Una familia que vive a la manera de una comuna y cuya rutina diaria se verá trastocada por la aparición de Martin (Luis Huilca), un adolescente al que acogen dentro de un plan de reinserción social ya que, además de que trabaje en los quehaceres de la granja, recibirán por ello una ayuda económica que les permitirá acondicionar su pequeño laboratorio acorde a una nueva normativa que acaba de establecerse. Martin, quien vendría a ser una suerte de representación alegórica de la figura del zángano en la colmena, despierta los sentimientos de Gelsomina hacia él. Algo que enfatiza el hecho de que aquel solo rompa su permanente silencio emitiendo un peculiar silbido. Cualidad que en un plano onírico posee su conexión con ese encantamiento del que hace gala Gelsomina con las abejas, dejando que salgan de su boca y recorran después su rostro sin que la piquen.

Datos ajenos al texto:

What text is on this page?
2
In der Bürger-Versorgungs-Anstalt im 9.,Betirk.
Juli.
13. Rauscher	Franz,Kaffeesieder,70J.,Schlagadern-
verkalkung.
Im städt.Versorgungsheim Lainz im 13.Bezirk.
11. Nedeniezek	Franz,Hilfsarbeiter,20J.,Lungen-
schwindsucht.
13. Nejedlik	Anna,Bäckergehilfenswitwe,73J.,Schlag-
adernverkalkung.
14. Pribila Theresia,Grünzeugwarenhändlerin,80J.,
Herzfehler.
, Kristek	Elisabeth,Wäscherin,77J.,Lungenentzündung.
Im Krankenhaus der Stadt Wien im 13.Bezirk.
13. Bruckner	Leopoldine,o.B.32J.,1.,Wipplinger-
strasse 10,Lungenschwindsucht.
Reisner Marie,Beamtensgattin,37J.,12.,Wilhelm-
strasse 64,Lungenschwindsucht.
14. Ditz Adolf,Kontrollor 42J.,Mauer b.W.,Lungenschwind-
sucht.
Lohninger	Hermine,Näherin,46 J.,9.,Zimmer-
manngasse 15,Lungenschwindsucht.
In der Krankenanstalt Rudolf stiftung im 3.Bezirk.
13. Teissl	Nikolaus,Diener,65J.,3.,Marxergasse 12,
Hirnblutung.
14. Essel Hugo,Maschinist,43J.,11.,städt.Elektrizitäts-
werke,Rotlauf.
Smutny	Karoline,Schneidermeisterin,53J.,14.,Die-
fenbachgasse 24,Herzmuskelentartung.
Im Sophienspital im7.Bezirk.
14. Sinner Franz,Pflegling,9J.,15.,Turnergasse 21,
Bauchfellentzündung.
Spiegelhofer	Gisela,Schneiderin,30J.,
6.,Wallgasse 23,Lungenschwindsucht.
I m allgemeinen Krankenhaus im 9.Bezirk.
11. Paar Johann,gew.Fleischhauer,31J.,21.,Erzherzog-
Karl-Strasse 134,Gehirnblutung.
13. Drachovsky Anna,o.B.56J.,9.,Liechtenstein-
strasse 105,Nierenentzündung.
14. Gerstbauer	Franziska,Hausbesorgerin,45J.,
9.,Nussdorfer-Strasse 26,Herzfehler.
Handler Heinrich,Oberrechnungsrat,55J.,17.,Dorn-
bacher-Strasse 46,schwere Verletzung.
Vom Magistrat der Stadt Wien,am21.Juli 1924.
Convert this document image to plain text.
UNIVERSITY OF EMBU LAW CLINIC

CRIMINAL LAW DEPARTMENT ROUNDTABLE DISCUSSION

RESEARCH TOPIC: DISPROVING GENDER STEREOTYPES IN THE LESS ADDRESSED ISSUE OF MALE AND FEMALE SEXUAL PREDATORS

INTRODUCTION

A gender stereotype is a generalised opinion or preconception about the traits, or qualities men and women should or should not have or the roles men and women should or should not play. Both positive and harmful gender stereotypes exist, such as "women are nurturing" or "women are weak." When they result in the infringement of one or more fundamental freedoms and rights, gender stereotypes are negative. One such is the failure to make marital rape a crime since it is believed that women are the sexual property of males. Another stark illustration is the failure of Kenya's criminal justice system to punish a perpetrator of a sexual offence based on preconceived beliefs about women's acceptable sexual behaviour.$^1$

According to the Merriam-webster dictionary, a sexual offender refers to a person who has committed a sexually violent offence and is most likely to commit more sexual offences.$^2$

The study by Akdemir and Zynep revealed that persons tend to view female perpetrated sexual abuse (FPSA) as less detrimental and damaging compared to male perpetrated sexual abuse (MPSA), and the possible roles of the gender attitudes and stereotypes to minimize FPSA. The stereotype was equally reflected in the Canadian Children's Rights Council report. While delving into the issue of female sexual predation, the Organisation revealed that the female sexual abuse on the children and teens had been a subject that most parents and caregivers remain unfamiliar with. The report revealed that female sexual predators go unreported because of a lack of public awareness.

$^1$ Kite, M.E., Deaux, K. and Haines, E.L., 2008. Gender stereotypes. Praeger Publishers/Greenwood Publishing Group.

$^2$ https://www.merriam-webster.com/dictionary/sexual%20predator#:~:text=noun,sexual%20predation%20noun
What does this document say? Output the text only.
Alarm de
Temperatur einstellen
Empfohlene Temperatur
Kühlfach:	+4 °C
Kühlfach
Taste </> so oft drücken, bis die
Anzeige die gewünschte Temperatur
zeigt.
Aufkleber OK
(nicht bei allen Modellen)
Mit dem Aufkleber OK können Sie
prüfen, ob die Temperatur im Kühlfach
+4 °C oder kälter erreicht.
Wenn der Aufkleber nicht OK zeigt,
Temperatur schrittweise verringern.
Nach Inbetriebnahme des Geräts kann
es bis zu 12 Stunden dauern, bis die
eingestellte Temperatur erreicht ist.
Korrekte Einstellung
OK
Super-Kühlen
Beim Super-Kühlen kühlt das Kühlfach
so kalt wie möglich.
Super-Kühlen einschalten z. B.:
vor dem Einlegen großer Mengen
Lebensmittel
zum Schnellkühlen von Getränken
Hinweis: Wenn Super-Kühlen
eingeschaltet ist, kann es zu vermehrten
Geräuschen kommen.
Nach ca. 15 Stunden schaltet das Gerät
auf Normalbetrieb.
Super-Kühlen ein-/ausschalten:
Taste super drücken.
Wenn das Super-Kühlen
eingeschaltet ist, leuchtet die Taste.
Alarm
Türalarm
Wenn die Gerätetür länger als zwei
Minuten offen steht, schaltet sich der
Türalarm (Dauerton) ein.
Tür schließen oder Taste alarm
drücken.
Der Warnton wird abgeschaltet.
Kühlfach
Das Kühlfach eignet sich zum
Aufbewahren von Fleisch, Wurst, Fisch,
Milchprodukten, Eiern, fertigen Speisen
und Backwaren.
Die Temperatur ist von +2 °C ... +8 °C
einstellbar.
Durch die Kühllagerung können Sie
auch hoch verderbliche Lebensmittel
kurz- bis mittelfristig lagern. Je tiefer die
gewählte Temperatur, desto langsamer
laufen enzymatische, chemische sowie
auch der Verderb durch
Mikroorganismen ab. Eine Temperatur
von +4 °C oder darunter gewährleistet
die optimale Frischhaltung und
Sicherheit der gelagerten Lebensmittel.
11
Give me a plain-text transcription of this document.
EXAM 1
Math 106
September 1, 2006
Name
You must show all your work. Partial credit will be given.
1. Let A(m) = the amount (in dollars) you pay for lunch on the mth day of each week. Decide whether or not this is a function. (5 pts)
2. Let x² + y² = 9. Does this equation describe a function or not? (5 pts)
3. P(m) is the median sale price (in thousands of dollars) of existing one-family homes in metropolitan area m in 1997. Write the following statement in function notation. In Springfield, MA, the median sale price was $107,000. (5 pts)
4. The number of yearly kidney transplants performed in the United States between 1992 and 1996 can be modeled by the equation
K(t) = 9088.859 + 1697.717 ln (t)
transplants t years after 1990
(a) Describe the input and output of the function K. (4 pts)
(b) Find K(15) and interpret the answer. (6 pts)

Además de la presencia de Martin, el otro hecho que terminará por alterar la cotidianidad familiar será la noticia de que han sido seleccionados para participar en el concurso, aquel al que Gelsomina se ha inscrito en secreto a pesar de las negativas de su padre. A partir de ahí, la cineasta italoalemana traza una perspicaz crítica sobre el poder de la televisión que manipula y convierte en espectáculo los sueños de una amplia mayoría popular seducida por sus cantos de sirena. Porque dicho concurso es en realidad un artificio concebido al más puro estilo kitsch presentado por una especie de hada madrina ataviada con una indumentaria pretendidamente etrusca. Aunque para Gelsomina, por encima de toda esa parafernalia, el hecho de ganar significaría la posibilidad de salir de esa realidad en la que vive bajo las ataduras que impone su padre.

Porque El país de las maravillas es también una crónica sobre el desmoronamiento de la sociedad actual, de una forma de vida condenada a extinguirse, o de los valores morales y culturales, desfigurados por el medio catódico que no repara en ofrecer una imagen distorsionada del pasado histórico, de convertir sus vestigios en atracción turística en su ansia por incrementar los índices de audiencias.

A partir de una sencilla puesta en escena, Rohrwacher elabora un film donde juegan una especial importancia los gestos y las miradas, sobre todo las de Gelsomina, interpretada por una más que excelente Maria Alexandra Lungu. Gelsomina, la hija predilecta de Wolfgang, su mano derecha, quien en su ausencia se encarga de la preparación de la miel y a quien desea retener en la granja sin ser consciente de que la niña de sus ojos, simplemente, crece.